A estreia de Kristen Stewart na direção A Cronologia da Água foi elogiado como um feito do cinema desde seu lançamento no circuito de festivais, e a atriz que virou cineasta tem falado abertamente sobre as dificuldades de fazer um projeto independente centrado no olhar feminino.
O Crepúsculo ex-aluna, que há muito tempo fala sobre política e sobre o presidente Donald Trump, disse em um novo perfil com Os tempos Reino Unido que ela não tem certeza se poderá continuar suas ambições como diretora nos Estados Unidos.
“Teria sido impossível [to make The Chronology of Water] nos Estados Unidos”, diz ela sobre o drama estrelado por Imogen Poots, que foi filmado na Letônia. Embora a tarifa de 100% proposta por Trump sobre filmes estrangeiros tenha sido um tanto esquecida pela administração, Stewart disse que tais ameaças são “aterrorizantes” para a indústria cinematográfica.
“A realidade está se desintegrando completamente sob Trump”, disse ela ao canal. “Mas deveríamos tirar uma página de seu livro e criar a realidade em que queremos viver.”
Sobre seu futuro residindo nos EUA, Stewart postulou que ela poderia se mudar para o exterior, semelhante a outros cineastas como James Cameron, que recentemente se mudou para a Nova Zelândia. “Não posso trabalhar livremente [in the U.S.]mas não quero desistir completamente. Gostaria de fazer filmes na Europa e depois enfiá-los goela abaixo do povo americano.”

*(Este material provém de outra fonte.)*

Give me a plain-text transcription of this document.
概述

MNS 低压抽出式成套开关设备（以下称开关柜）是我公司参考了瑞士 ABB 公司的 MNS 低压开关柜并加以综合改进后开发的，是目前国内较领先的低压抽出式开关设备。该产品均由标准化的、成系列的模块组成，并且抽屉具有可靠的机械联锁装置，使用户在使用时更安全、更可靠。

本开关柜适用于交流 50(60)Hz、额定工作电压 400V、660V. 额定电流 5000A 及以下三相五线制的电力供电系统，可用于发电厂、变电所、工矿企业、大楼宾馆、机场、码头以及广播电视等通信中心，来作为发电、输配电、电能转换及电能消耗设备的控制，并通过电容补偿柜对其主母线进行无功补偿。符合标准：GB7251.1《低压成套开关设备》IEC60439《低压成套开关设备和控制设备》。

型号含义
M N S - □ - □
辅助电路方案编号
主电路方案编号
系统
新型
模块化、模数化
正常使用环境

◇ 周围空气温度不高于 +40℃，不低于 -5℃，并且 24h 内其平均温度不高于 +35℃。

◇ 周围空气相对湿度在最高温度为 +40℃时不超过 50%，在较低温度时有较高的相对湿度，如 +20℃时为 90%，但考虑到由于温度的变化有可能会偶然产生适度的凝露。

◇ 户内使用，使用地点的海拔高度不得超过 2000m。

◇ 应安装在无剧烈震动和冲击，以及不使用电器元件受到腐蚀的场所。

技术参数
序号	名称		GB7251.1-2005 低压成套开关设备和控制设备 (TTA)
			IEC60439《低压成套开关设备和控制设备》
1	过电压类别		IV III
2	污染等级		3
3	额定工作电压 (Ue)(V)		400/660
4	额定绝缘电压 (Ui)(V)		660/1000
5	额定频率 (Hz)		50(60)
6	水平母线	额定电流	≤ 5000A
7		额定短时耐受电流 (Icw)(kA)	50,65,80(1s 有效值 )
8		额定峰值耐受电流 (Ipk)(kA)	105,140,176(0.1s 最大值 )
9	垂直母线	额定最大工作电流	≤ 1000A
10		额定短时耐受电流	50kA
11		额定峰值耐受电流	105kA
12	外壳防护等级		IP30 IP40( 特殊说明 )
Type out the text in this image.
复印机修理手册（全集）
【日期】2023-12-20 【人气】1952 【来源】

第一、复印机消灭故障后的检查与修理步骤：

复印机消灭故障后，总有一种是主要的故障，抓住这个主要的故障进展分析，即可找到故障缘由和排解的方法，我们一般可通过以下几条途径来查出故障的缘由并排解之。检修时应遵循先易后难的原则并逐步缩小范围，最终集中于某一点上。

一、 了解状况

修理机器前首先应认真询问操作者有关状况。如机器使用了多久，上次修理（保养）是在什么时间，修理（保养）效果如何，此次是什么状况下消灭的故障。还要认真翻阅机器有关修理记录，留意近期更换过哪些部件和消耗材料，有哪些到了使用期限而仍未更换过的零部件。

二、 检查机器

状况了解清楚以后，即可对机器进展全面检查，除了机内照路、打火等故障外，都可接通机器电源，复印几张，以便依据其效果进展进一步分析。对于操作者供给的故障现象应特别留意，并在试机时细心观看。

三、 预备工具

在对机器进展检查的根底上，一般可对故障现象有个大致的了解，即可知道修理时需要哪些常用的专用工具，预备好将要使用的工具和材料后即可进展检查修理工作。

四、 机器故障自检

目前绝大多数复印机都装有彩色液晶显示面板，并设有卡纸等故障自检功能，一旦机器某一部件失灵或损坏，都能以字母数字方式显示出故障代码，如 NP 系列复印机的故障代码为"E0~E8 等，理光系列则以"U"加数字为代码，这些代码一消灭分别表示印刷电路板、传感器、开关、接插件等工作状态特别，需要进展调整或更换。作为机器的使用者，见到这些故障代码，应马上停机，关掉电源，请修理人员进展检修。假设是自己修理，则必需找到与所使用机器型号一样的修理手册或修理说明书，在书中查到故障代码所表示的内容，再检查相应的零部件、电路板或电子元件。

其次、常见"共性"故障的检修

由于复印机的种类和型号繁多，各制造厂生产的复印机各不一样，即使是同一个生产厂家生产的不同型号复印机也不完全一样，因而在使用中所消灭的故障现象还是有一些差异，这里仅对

Sobre mostrar a perspectiva de uma mulher na sua adaptação das memórias de Lidia Yuknavitch, ela disse: “A história realmente importa. Ela diz que ou você tem permissão para estar aqui ou não. A reescrita da história está acontecendo porque a igualdade está se tornando mais próxima de uma realidade.”
Em outra parte da entrevista, Stewart notou a diferença no tratamento que ela recebeu como atriz e como diretora: “Atrizes são tratadas como uma merda, tenho que te dizer. As pessoas pensam que qualquer um poderia ser atriz, mas a primeira vez que me sentei para falar sobre meu filme como diretor, pensei: ‘Uau, esta é uma experiência diferente, eles estão falando comigo como se eu fosse alguém com um cérebro.'”
Ela concluiu: “Existe essa ideia de que os diretores têm habilidades sobrenaturais, o que não é verdade. É uma ideia perpetuada pelos homens. Não quero parecer que estou reclamando o tempo todo, mas é pior para as atrizes do que para os homens – elas são tratadas como marionetes, mas não são. Imogen colocou todo o seu corpo e alma neste filme.”